Question: Calculate the molarity of a solution containing 5 g of NaOH in 450 mL solution. Solution: Moles of $Moles of NaOH = \frac{5}{40} = 0.125$ $Volume of solution in liters = 0.450$ $Molarity = \frac{0.125}{0.450} = 0.278 M$
Question: Determine the molality of a solution containing 2.5 g of ethanoic acid in 75 g of benzene. Solution: Moles of $Moles of C_{2} H_{4} O_{2} = \frac{2.5}{60} = 0.0417 Mass of benzene in kg = 0.075 Molality = \frac{0.0417}{0.075} = 0.556 mol/kg$
Question: Explain Henry’s law and its applications. Solution: Henry's law states that the solubility of a gas in a liquid is directly proportional to the partial pressure of the gas above the liquid. Applications include carbonated beverages and scuba diving.

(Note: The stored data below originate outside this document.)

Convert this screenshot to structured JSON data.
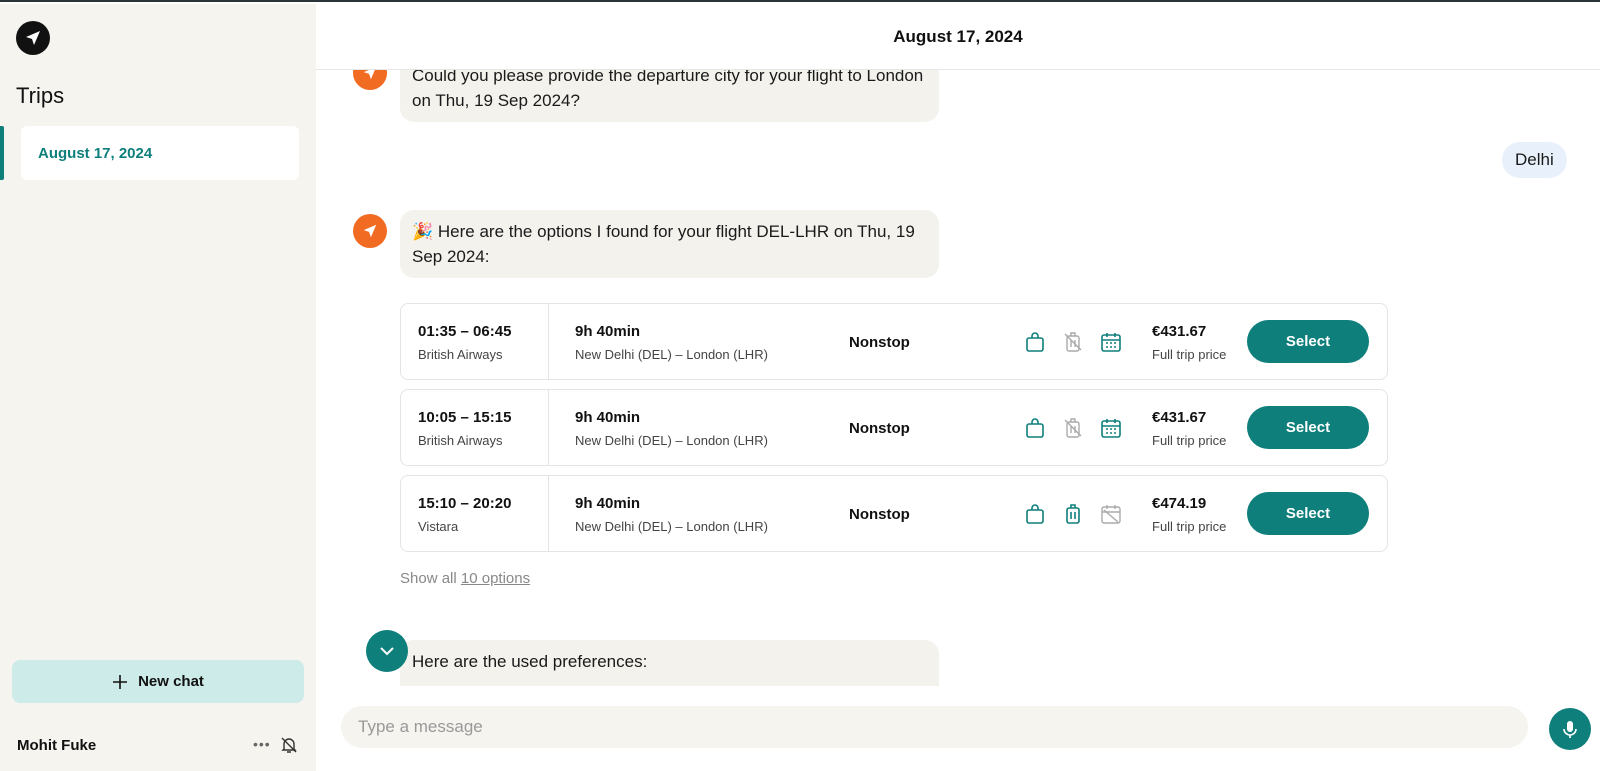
{
  "sidebar": {
    "title": "Trips",
    "trips": [
      {
        "label": "August 17, 2024",
        "active": true
      }
    ],
    "new_chat_label": "New chat",
    "user_name": "Mohit Fuke",
    "more_label": "•••"
  },
  "header": {
    "title": "August 17, 2024"
  },
  "chat": {
    "messages": {
      "assistant_1": "Could you please provide the departure city for your flight to London on Thu, 19 Sep 2024?",
      "user_1": "Delhi",
      "assistant_2": "🎉 Here are the options I found for your flight DEL-LHR on Thu, 19 Sep 2024:",
      "assistant_3": "Here are the used preferences:"
    },
    "flights": [
      {
        "times": "01:35 – 06:45",
        "airline": "British Airways",
        "duration": "9h 40min",
        "route": "New Delhi (DEL) – London (LHR)",
        "stops": "Nonstop",
        "price": "€431.67",
        "price_label": "Full trip price",
        "button": "Select",
        "bag_included": true,
        "luggage_included": false,
        "change_allowed": true
      },
      {
        "times": "10:05 – 15:15",
        "airline": "British Airways",
        "duration": "9h 40min",
        "route": "New Delhi (DEL) – London (LHR)",
        "stops": "Nonstop",
        "price": "€431.67",
        "price_label": "Full trip price",
        "button": "Select",
        "bag_included": true,
        "luggage_included": false,
        "change_allowed": true
      },
      {
        "times": "15:10 – 20:20",
        "airline": "Vistara",
        "duration": "9h 40min",
        "route": "New Delhi (DEL) – London (LHR)",
        "stops": "Nonstop",
        "price": "€474.19",
        "price_label": "Full trip price",
        "button": "Select",
        "bag_included": true,
        "luggage_included": true,
        "change_allowed": false
      }
    ],
    "show_all_prefix": "Show all",
    "show_all_link": "10 options"
  },
  "composer": {
    "placeholder": "Type a message"
  },
  "colors": {
    "accent": "#0e7f7b",
    "assistant_avatar": "#f26b23",
    "sidebar_bg": "#f6f4ef",
    "user_bubble": "#e8f1fb"
  }
}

Question: Calculate the freezing point depression for a solution of 45 g of ethylene glycol in 600 g of water. Solution: $Moles of ethylene glycol = \frac{45}{62} = 0.726 Molality = \frac{0.726}{0.600} = 1.21 mol/kg Δ T_{f} = 1.86 \cdot 1.21 = 2.2 5^{\circ} C$
Question: Describe the process of osmosis. Solution: Osmosis is the movement of solvent molecules through a semipermeable membrane from a region of lower solute concentration to a region of higher solute concentration.